Mediengipfel im Fernen Osten: Reisejournalismus und KI im Fokus von Birobidschan
Miriam KönigMediengipfel im Fernen Osten: Reisejournalismus und KI im Fokus von Birobidschan
Mediengipfel des Fernen Ostens findet vom 9. bis 12. April in Birobidschan statt
Vom 9. bis 12. April wird Birobidschan Austragungsort des Mediengipfels des Fernen Ostens sein. In diesem Jahr steht unter anderem ein Masterclass der Reisejournalistin Jelena Titok auf dem Programm, in der sie ihr Wissen über die Erstellung fesselnder Reiseinhalte weitergibt. Die Veranstaltung bringt Medienfachleute, Redakteure, Vertreter aus der Wirtschaft sowie Studierende aus der gesamten Region zusammen.

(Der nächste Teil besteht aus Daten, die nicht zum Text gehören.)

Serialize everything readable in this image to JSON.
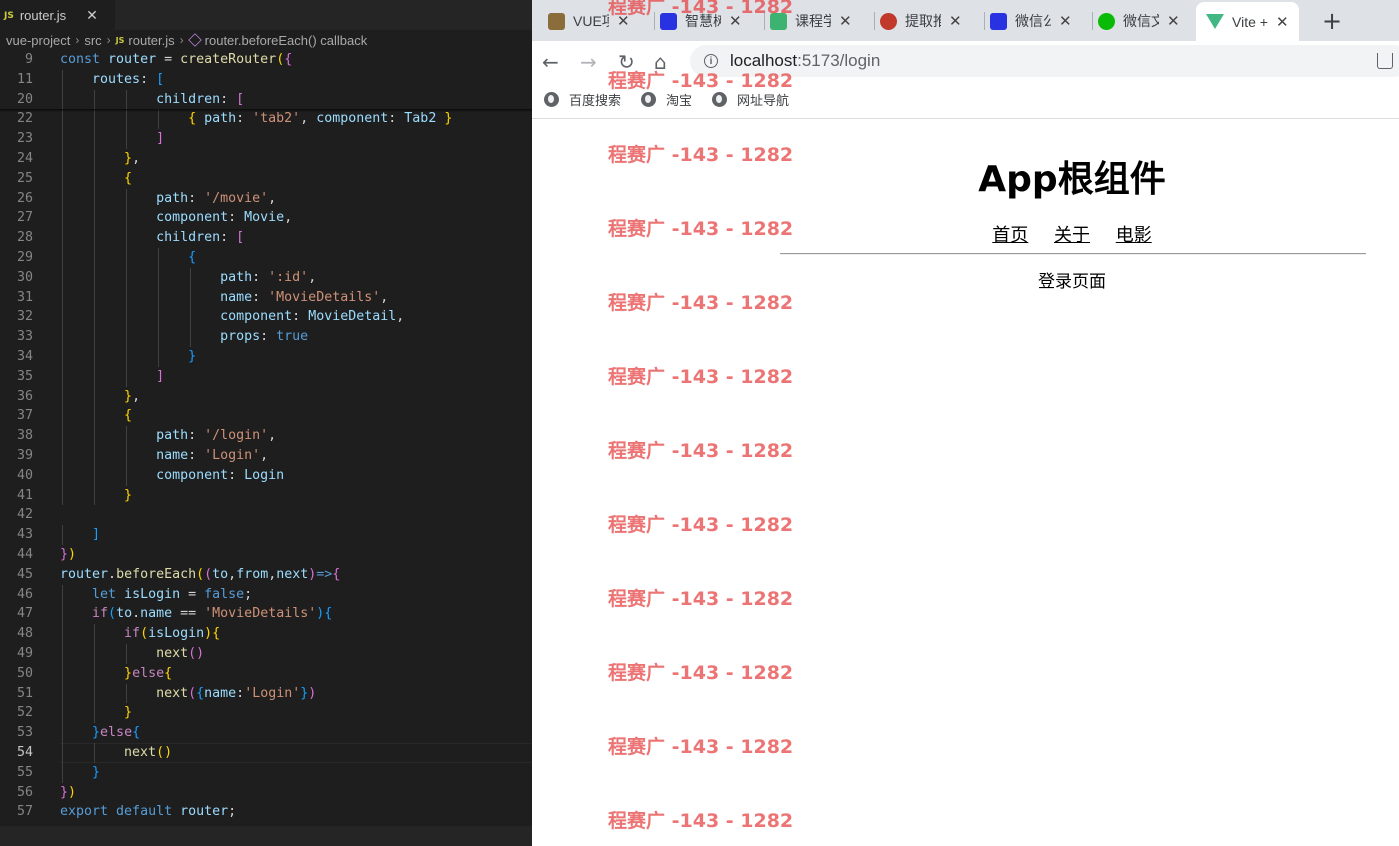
{
  "editor": {
    "tab": {
      "badge": "JS",
      "filename": "router.js",
      "close": "✕"
    },
    "breadcrumb": [
      "vue-project",
      "src",
      "router.js",
      "router.beforeEach() callback"
    ],
    "breadcrumb_badge": "JS",
    "current_line": 54
  },
  "code_lines": [
    {
      "n": 9,
      "tokens": [
        [
          "k",
          "const "
        ],
        [
          "v",
          "router"
        ],
        [
          "p",
          " = "
        ],
        [
          "f",
          "createRouter"
        ],
        [
          "b1",
          "("
        ],
        [
          "b2",
          "{"
        ]
      ]
    },
    {
      "n": 11,
      "tokens": [
        [
          "p",
          "    "
        ],
        [
          "v",
          "routes"
        ],
        [
          "p",
          ": "
        ],
        [
          "b3",
          "["
        ]
      ]
    },
    {
      "n": 20,
      "tokens": [
        [
          "p",
          "            "
        ],
        [
          "v",
          "children"
        ],
        [
          "p",
          ": "
        ],
        [
          "b2",
          "["
        ]
      ]
    },
    {
      "n": 22,
      "tokens": [
        [
          "p",
          "                "
        ],
        [
          "b1",
          "{ "
        ],
        [
          "v",
          "path"
        ],
        [
          "p",
          ": "
        ],
        [
          "s",
          "'tab2'"
        ],
        [
          "p",
          ", "
        ],
        [
          "v",
          "component"
        ],
        [
          "p",
          ": "
        ],
        [
          "v",
          "Tab2"
        ],
        [
          "b1",
          " }"
        ]
      ]
    },
    {
      "n": 23,
      "tokens": [
        [
          "p",
          "            "
        ],
        [
          "b2",
          "]"
        ]
      ]
    },
    {
      "n": 24,
      "tokens": [
        [
          "p",
          "        "
        ],
        [
          "b1",
          "}"
        ],
        [
          "p",
          ","
        ]
      ]
    },
    {
      "n": 25,
      "tokens": [
        [
          "p",
          "        "
        ],
        [
          "b1",
          "{"
        ]
      ]
    },
    {
      "n": 26,
      "tokens": [
        [
          "p",
          "            "
        ],
        [
          "v",
          "path"
        ],
        [
          "p",
          ": "
        ],
        [
          "s",
          "'/movie'"
        ],
        [
          "p",
          ","
        ]
      ]
    },
    {
      "n": 27,
      "tokens": [
        [
          "p",
          "            "
        ],
        [
          "v",
          "component"
        ],
        [
          "p",
          ": "
        ],
        [
          "v",
          "Movie"
        ],
        [
          "p",
          ","
        ]
      ]
    },
    {
      "n": 28,
      "tokens": [
        [
          "p",
          "            "
        ],
        [
          "v",
          "children"
        ],
        [
          "p",
          ": "
        ],
        [
          "b2",
          "["
        ]
      ]
    },
    {
      "n": 29,
      "tokens": [
        [
          "p",
          "                "
        ],
        [
          "b3",
          "{"
        ]
      ]
    },
    {
      "n": 30,
      "tokens": [
        [
          "p",
          "                    "
        ],
        [
          "v",
          "path"
        ],
        [
          "p",
          ": "
        ],
        [
          "s",
          "':id'"
        ],
        [
          "p",
          ","
        ]
      ]
    },
    {
      "n": 31,
      "tokens": [
        [
          "p",
          "                    "
        ],
        [
          "v",
          "name"
        ],
        [
          "p",
          ": "
        ],
        [
          "s",
          "'MovieDetails'"
        ],
        [
          "p",
          ","
        ]
      ]
    },
    {
      "n": 32,
      "tokens": [
        [
          "p",
          "                    "
        ],
        [
          "v",
          "component"
        ],
        [
          "p",
          ": "
        ],
        [
          "v",
          "MovieDetail"
        ],
        [
          "p",
          ","
        ]
      ]
    },
    {
      "n": 33,
      "tokens": [
        [
          "p",
          "                    "
        ],
        [
          "v",
          "props"
        ],
        [
          "p",
          ": "
        ],
        [
          "k",
          "true"
        ]
      ]
    },
    {
      "n": 34,
      "tokens": [
        [
          "p",
          "                "
        ],
        [
          "b3",
          "}"
        ]
      ]
    },
    {
      "n": 35,
      "tokens": [
        [
          "p",
          "            "
        ],
        [
          "b2",
          "]"
        ]
      ]
    },
    {
      "n": 36,
      "tokens": [
        [
          "p",
          "        "
        ],
        [
          "b1",
          "}"
        ],
        [
          "p",
          ","
        ]
      ]
    },
    {
      "n": 37,
      "tokens": [
        [
          "p",
          "        "
        ],
        [
          "b1",
          "{"
        ]
      ]
    },
    {
      "n": 38,
      "tokens": [
        [
          "p",
          "            "
        ],
        [
          "v",
          "path"
        ],
        [
          "p",
          ": "
        ],
        [
          "s",
          "'/login'"
        ],
        [
          "p",
          ","
        ]
      ]
    },
    {
      "n": 39,
      "tokens": [
        [
          "p",
          "            "
        ],
        [
          "v",
          "name"
        ],
        [
          "p",
          ": "
        ],
        [
          "s",
          "'Login'"
        ],
        [
          "p",
          ","
        ]
      ]
    },
    {
      "n": 40,
      "tokens": [
        [
          "p",
          "            "
        ],
        [
          "v",
          "component"
        ],
        [
          "p",
          ": "
        ],
        [
          "v",
          "Login"
        ]
      ]
    },
    {
      "n": 41,
      "tokens": [
        [
          "p",
          "        "
        ],
        [
          "b1",
          "}"
        ]
      ]
    },
    {
      "n": 42,
      "tokens": []
    },
    {
      "n": 43,
      "tokens": [
        [
          "p",
          "    "
        ],
        [
          "b3",
          "]"
        ]
      ]
    },
    {
      "n": 44,
      "tokens": [
        [
          "b2",
          "}"
        ],
        [
          "b1",
          ")"
        ]
      ]
    },
    {
      "n": 45,
      "tokens": [
        [
          "v",
          "router"
        ],
        [
          "p",
          "."
        ],
        [
          "f",
          "beforeEach"
        ],
        [
          "b1",
          "("
        ],
        [
          "b2",
          "("
        ],
        [
          "v",
          "to"
        ],
        [
          "p",
          ","
        ],
        [
          "v",
          "from"
        ],
        [
          "p",
          ","
        ],
        [
          "v",
          "next"
        ],
        [
          "b2",
          ")"
        ],
        [
          "k",
          "=>"
        ],
        [
          "b2",
          "{"
        ]
      ]
    },
    {
      "n": 46,
      "tokens": [
        [
          "p",
          "    "
        ],
        [
          "k",
          "let "
        ],
        [
          "v",
          "isLogin"
        ],
        [
          "p",
          " = "
        ],
        [
          "k",
          "false"
        ],
        [
          "p",
          ";"
        ]
      ]
    },
    {
      "n": 47,
      "tokens": [
        [
          "p",
          "    "
        ],
        [
          "c",
          "if"
        ],
        [
          "b3",
          "("
        ],
        [
          "v",
          "to"
        ],
        [
          "p",
          "."
        ],
        [
          "v",
          "name"
        ],
        [
          "p",
          " == "
        ],
        [
          "s",
          "'MovieDetails'"
        ],
        [
          "b3",
          ")"
        ],
        [
          "b3",
          "{"
        ]
      ]
    },
    {
      "n": 48,
      "tokens": [
        [
          "p",
          "        "
        ],
        [
          "c",
          "if"
        ],
        [
          "b1",
          "("
        ],
        [
          "v",
          "isLogin"
        ],
        [
          "b1",
          ")"
        ],
        [
          "b1",
          "{"
        ]
      ]
    },
    {
      "n": 49,
      "tokens": [
        [
          "p",
          "            "
        ],
        [
          "f",
          "next"
        ],
        [
          "b2",
          "()"
        ]
      ]
    },
    {
      "n": 50,
      "tokens": [
        [
          "p",
          "        "
        ],
        [
          "b1",
          "}"
        ],
        [
          "c",
          "else"
        ],
        [
          "b1",
          "{"
        ]
      ]
    },
    {
      "n": 51,
      "tokens": [
        [
          "p",
          "            "
        ],
        [
          "f",
          "next"
        ],
        [
          "b2",
          "("
        ],
        [
          "b3",
          "{"
        ],
        [
          "v",
          "name"
        ],
        [
          "p",
          ":"
        ],
        [
          "s",
          "'Login'"
        ],
        [
          "b3",
          "}"
        ],
        [
          "b2",
          ")"
        ]
      ]
    },
    {
      "n": 52,
      "tokens": [
        [
          "p",
          "        "
        ],
        [
          "b1",
          "}"
        ]
      ]
    },
    {
      "n": 53,
      "tokens": [
        [
          "p",
          "    "
        ],
        [
          "b3",
          "}"
        ],
        [
          "c",
          "else"
        ],
        [
          "b3",
          "{"
        ]
      ]
    },
    {
      "n": 54,
      "tokens": [
        [
          "p",
          "        "
        ],
        [
          "f",
          "next"
        ],
        [
          "b1",
          "()"
        ]
      ]
    },
    {
      "n": 55,
      "tokens": [
        [
          "p",
          "    "
        ],
        [
          "b3",
          "}"
        ]
      ]
    },
    {
      "n": 56,
      "tokens": [
        [
          "b2",
          "}"
        ],
        [
          "b1",
          ")"
        ]
      ]
    },
    {
      "n": 57,
      "tokens": [
        [
          "k",
          "export "
        ],
        [
          "k",
          "default "
        ],
        [
          "v",
          "router"
        ],
        [
          "p",
          ";"
        ]
      ]
    }
  ],
  "browser": {
    "tabs": [
      {
        "title": "VUE项",
        "icon": "image-favicon",
        "color": "#8a6d3b"
      },
      {
        "title": "智慧树",
        "icon": "baidu-paw-icon",
        "color": "#2932e1"
      },
      {
        "title": "课程学",
        "icon": "audio-bars-icon",
        "color": "#3cb371"
      },
      {
        "title": "提取推",
        "icon": "avatar-favicon",
        "color": "#c0392b"
      },
      {
        "title": "微信公",
        "icon": "baidu-paw-icon",
        "color": "#2932e1"
      },
      {
        "title": "微信文",
        "icon": "wechat-icon",
        "color": "#09bb07"
      },
      {
        "title": "Vite + Vue",
        "icon": "vue-logo-icon",
        "color": "#41b883"
      }
    ],
    "close_glyph": "✕",
    "new_tab": "+",
    "url_host": "localhost",
    "url_path": ":5173/login",
    "bookmarks": [
      "百度搜索",
      "淘宝",
      "网址导航"
    ]
  },
  "page": {
    "title": "App根组件",
    "nav": [
      "首页",
      "关于",
      "电影"
    ],
    "content": "登录页面"
  },
  "watermark": {
    "text": "程赛广 -143 - 1282",
    "color": "#e64646"
  }
}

Organisiert wird das Forum von der Regionalabteilung der Russischen Journalistenunion in der Jüdischen Autonomen Oblast, der Primorje-Abteilung der Russischen Journalistenunion sowie der Staatlichen Amur-Universität "Scholem Alejchem". Unterstützung erhält die Veranstaltung von der Administration der Jüdischen Autonomen Oblast, während die RusHydro PJSC als Generalpartner fungiert.

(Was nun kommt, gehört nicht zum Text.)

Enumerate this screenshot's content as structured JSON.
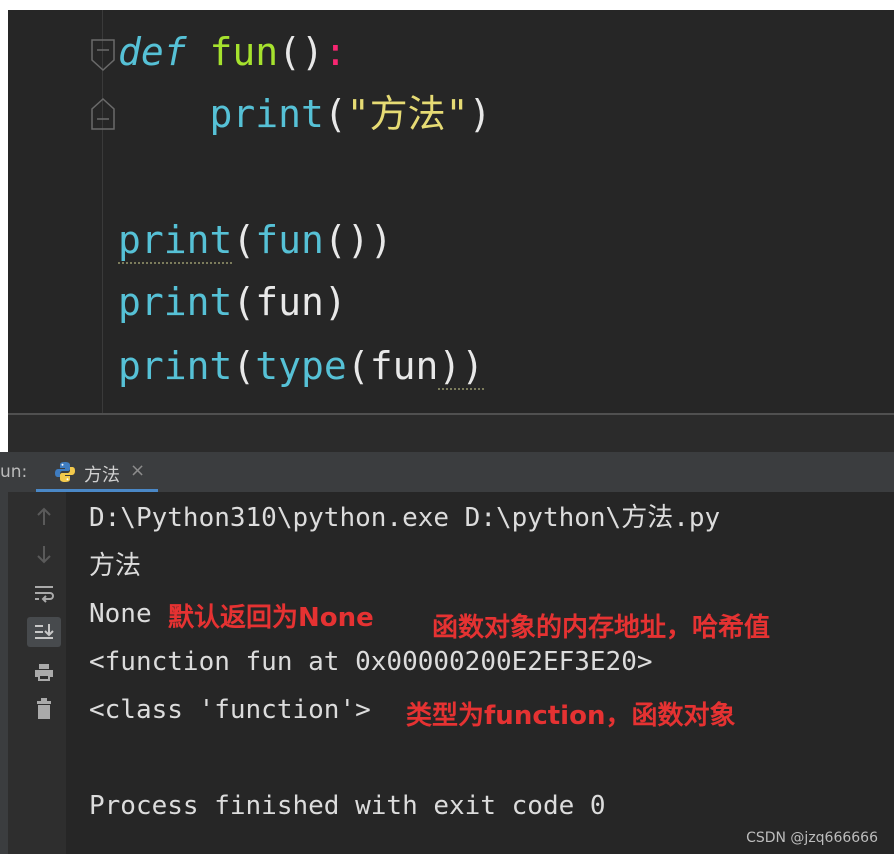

Zu den Medienpartnern zählen das Nachrichtennetzwerk PrimaMedia, die Medienholding LIVE DV, Wostok-Media, Nedbri, DFO.INFO, RIA Birobidschan, Gubernija Online und die Zeitung Birobidschaner Stern. Auf der Agenda stehen Themen wie die Rolle von KI in den Medien, die Anpassung an Branchenveränderungen sowie die Förderung des Inlandstourismus in Russland.
Jelena Titok zeigte sich begeistert von der Möglichkeit, die Jüdische Autonome Oblast zu erkunden und ihre Erfahrungen mit den Lesern zu teilen. Gleichzeitig freut sie sich auf den Austausch mit Kollegen und Diskussionen über aktuelle Trends im Reisejournalismus. Die Anmeldung zum Gipfel ist weiterhin über einen offiziellen Link möglich.
Im Jahr 2025 veranstaltete der Föderationskreis Ferner Osten im Rahmen des Gipfels zwei weitere Veranstaltungen – eine in Birobidschan und eine in Petropawlowsk-Kamtschatski. Zudem fand in Wladiwostok der Zweite Jugendmediengipfel des Fernen Ostens statt, der das Programm erweiterte.
Ziel des Gipfels ist es, Medienfachleute zu vernetzen, Diskussionen über branchenspezifische Herausforderungen anzuregen und Chancen im Reisejournalismus aufzuzeigen. Zu den Teilnehmern zählen Redakteure, Pressesprecher, Literaten sowie Schüler, die eigene Medienprojekte umsetzen. Bisher liegen keine offiziellen Angaben zu internationalen Partnerländern für die diesjährigen Veranstaltungen vor.